Thursday, January 10, 2013

Letting It All Out (Keys to Surviving The Storm)


You’ve been thrown onto a leaky boat in the middle of The Storm.  You’re forced to leave the warm, familiar shore of comfort, and it’s disappearing rapidly.  Broken in spirit, crushed in your heart, what do you do now?  Look for supplies, try rowing back to shore, hoist a sail?  Maybe you’ll pull out your survival guide, “Keys to Surviving The Storm”, and that’s what some of these blogs detail.

One thing “good Christians”do poorly is grieve.  Oh, maybe there’s a tear shed here and there.  A little pity party, and then we bite our lip and declare that it’s going to be okayGod has a plan.  He doesn’t give me more than I can handle.  And we try to move forward in the storm, denying the depth of the grief, anger and confusion we feel. 

The result is often someone who suddenly leaves their faith.  It seems like one day they just stopped believing God is there for them.  He doesn’t answer prayer.  He can’t be trusted. But it didn’t happen in one day.  It was a lifestyle of keeping hidden the real feelings in their hearts.  And in those secret places, bitterness and disbelief grew.

Our friends and family get uncomfortable when we’re still hurting and angry.  We get affirmation for putting on a happy face and saying that it’s going to be okay.  And can we really trust God with our true feelings?  Could we possibly tell him how hurt, confused and angry we are?

If he can’t be trusted with our true feelings now, let’s get it over and done with.  Wouldn’t you rather know the truth today, than to slap on that happy face and walk away bitter years from now? Unless we empty all the secret places of disappointment, God will never be able to fill them.

David was declared a man after God’s own heart.  Yet, he was such a sinner.  What made him so special to God? I think it was because he opened his heart.  Truly, ruthlessly opened his raw, wounded heart.  I can barely read sections of his Psalms out loud without blanching. Such gut wrenching honesty that I don’t think I could say out loud as a “good Christian”.  But David opened all the secret places of his heart, and God was trusted.  He proved himself trustworthy.
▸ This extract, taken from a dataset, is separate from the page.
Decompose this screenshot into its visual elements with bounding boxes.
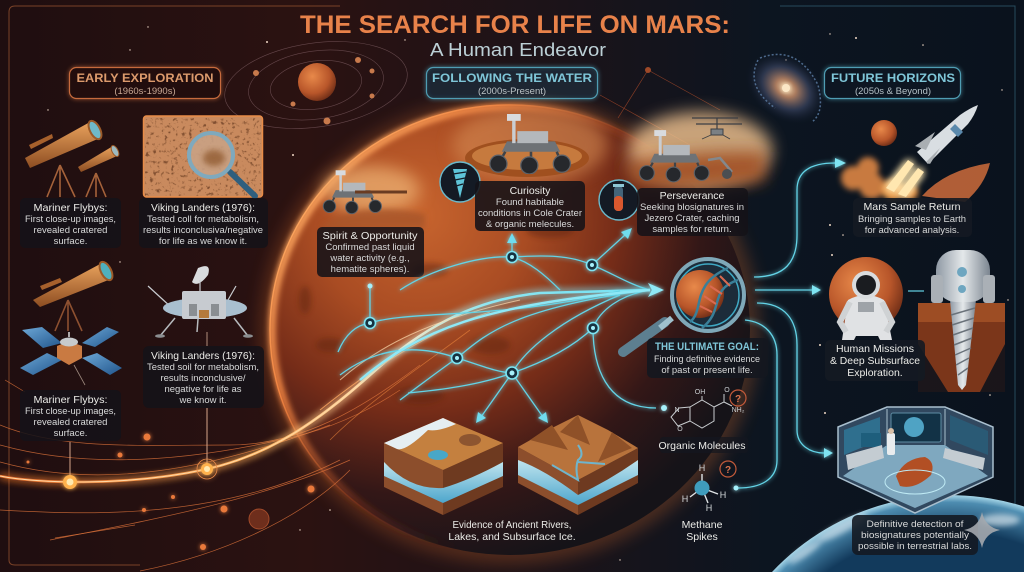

One key to surviving this Storm is to be brutally honest with God with all of your feelings. You only have your preconceived notions of what you should be doing to lose.  You have God’s grace, understanding, mercy, love, forgiveness, acceptance, trust to gain.

Next time we’ll discuss ways to let it all out safely.  Because even though God can be trusted completely, not all of his people can be.  Oh yes, and God does give us more than we can handle.  He does it a lot.

Friday, January 4, 2013

Why Am I Not Enough? (Why Doesn't he Love me Anymore Part 2)


Why wasn’t I enough to keep him?  Was I not pretty enough, smart enough, interesting, sexy, adventurous, (fill in the space)…enough?

No. You were not enough.  Not for him, not for that relationship, not for the dream.  Give me a chance to explain.

Boy meets girl, and he goes on to tell her how wonderful she is.  These are all the ways they both believe that she is the special one.  They are probably all true.  You can remember and still have the texts to prove all the sweet things he said about you. 
 Of all the things he’s told you, though, it boils down to how he’s feeling.  He feels really good about himself.  He’s snagged the pretty/smart/funny one.   He belongs.  He’s special when he’s with you.



 But there are a lot of other things that both you and he are looking for that have never been mentioned.  Maybe he’s looking for someone that won’t take any guff like his mother does.  Or maybe he wants someone that will.  You might be looking for someone that’s going to give you security or that makes all the decisions.  There are things that you don’t even know that you need in another.






So, I’ll just pick on him today.  He (like us all)
has some areas that need growth.  Maybe he’s selfish, a manipulator, apathetic, you name it.  And he’s realizing that some things that he wants, like freedom and attention from others, might conflict with things that you want—togetherness, commitment.





Let’s say that we could measure these things on an emotionally healthy scale.  We’ll talk about how to measure that another day.  Let’s also assume, for the last picture, that you are fairly healthy, and he is not.  Whether you’ve pointed out his deficiencies or not, he’s become aware of them just by being around you.  Now, he’s not feeling so great about himself.


 



In this picture, you’re seeing that through his eyes,you are not enough.  
For this illustration, you’re not trusting enough, not independent enough, too clingy.  Maybe some of the things he's told you or you've been telling yourself.



But if you switch the graph around to an emotionally healthy measurement, you’ll see that there are basically four options.  Either you will raise him closer to your emotional health, he’ll lower you to his, you will continually have unresolved conflict, or you will part. 
 We all have many faults and weaknesses.  But a healthy person loves in a way that doesn’t let those things overwhelm them.  Yes, do some honest self-evaluation, but also ask yourself,”Are these things I’m beating myself up over truly my character flaws, or could it possibly be that he didn’t have the emotional health to value what happens in a forever relationship? “  If it’s the latter, then actually, he left because HE was not enough.